CBV: Founders, thank you so much for sharing so much of your work and perspective. I've so enjoyed talking with you and learning more about the work. Thank you for all that you do.
Are you a school founder or know someone who is? Camelback Ventures seeks school founders for our Fellowship who are ready to take their visionary model to the next level. Click below to learn more our Fellowship and find out how to start your application today. If you have any questions specifically about being a school founder, such as stage or curriculum leadership, feel free to reach out to us at apply@camelbackventures.org
About the Camelback Fellows featured here:
Jacob Allen (JA) - co-founder of PilotED schools, 2015 Camelback Fellow. PilotEd’s curriculum is built around identity-based curriculum, encouraging students to engage openly on topics that are not often given attention in traditional school models. PilotED recently moved from Chicago to Indianapolis and received a 7-year charter, and will open its first campus next year.

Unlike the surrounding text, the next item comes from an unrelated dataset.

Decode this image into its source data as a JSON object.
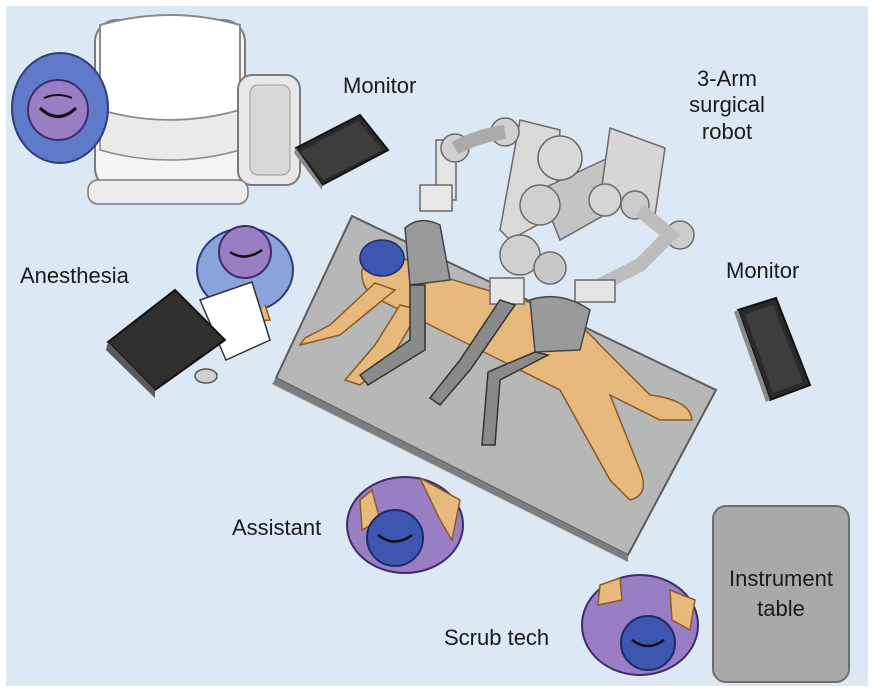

Hattie Mitchell (HM) - Founder of Crete Academy, 2017 Camelback Fellow. Crete Academy is designed to provide opportunities for students living in poverty. Their academics put students on a path to college, and their wellness program provides medical, dental, and nutrition to students, as well as assistance with safe travel to and from school. Crete Academy opened in Fall 2017 in Los Angeles.
Charla Harris (CH) - co-founder of Learning by Design, 2016 Camelback Fellow. Learning by Design is an innovative school model rooted in whole-child education, bringing in all stakeholders, including the students themselves, to develop a personalized learning plan (utilizing technology and hands-on learning). Learning by Design will hear about its charter authorization this month (!) in Los Angeles.